Jouons au jeu du chef-d’œuvre. Quel sont les opus où Rachmaninov aura le mieux résumé son art pianistique ? Longtemps, j’ai penché pour les sombres Variations Corelli ou la Première Sonate, mais finalement, ce sont les deux cahiers d’Etudes-Tableaux où se sédimente son art : rythmes complexes, harmonies profuses, vocabulaire fulgurant, dispersion de la mélodie au profit des motifs. Et les deux opus offrent un ensemble de dix-sept pièces kaléidoscopiques qui vont bien plus loin dans la pensée musicale si complexe de l’auteur que ses Préludes.

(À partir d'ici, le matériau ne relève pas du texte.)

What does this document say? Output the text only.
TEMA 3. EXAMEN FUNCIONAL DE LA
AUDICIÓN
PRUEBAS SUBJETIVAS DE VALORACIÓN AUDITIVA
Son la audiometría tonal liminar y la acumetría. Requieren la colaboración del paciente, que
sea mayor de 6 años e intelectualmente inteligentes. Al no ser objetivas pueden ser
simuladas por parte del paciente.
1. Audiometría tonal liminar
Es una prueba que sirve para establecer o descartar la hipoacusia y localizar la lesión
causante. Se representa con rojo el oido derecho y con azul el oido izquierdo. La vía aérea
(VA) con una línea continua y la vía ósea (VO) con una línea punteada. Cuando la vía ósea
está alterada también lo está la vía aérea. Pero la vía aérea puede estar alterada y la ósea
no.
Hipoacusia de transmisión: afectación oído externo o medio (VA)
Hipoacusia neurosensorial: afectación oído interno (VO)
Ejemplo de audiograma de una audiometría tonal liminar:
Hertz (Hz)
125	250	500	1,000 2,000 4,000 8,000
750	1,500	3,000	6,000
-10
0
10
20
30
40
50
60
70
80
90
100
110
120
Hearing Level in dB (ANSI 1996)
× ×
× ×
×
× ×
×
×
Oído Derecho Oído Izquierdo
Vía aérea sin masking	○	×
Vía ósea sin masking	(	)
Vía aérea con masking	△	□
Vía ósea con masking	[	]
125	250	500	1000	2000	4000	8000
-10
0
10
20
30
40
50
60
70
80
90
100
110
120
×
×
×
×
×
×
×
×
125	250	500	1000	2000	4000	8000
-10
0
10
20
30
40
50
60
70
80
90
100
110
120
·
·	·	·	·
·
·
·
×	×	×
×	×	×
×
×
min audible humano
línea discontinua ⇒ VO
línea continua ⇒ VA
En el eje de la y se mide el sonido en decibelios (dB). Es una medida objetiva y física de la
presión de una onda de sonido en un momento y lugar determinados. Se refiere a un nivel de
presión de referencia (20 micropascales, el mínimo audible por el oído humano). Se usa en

Etudes-Tableaux : tout est dans le titre. Boris Giltburg l’a bien compris, qui laisse le temps aux atmosphères de paraître : des tableaux, plus que des études, et c’est tant mieux. Dommage qu’il se soit limité au seul second cahier, bien que sous ses doigts l’Opus 39 dépasse les quarante minutes. Rien de leur science harmonique, de leurs complexes déploiements rythmiques, de leurs couleurs saturées ne lui échappe, mais ce tempo qui expose tout a un revers : il incite le pianiste à penser par blocs successifs, la ligne se perd parfois, mais l’éloquence reste, et la vision !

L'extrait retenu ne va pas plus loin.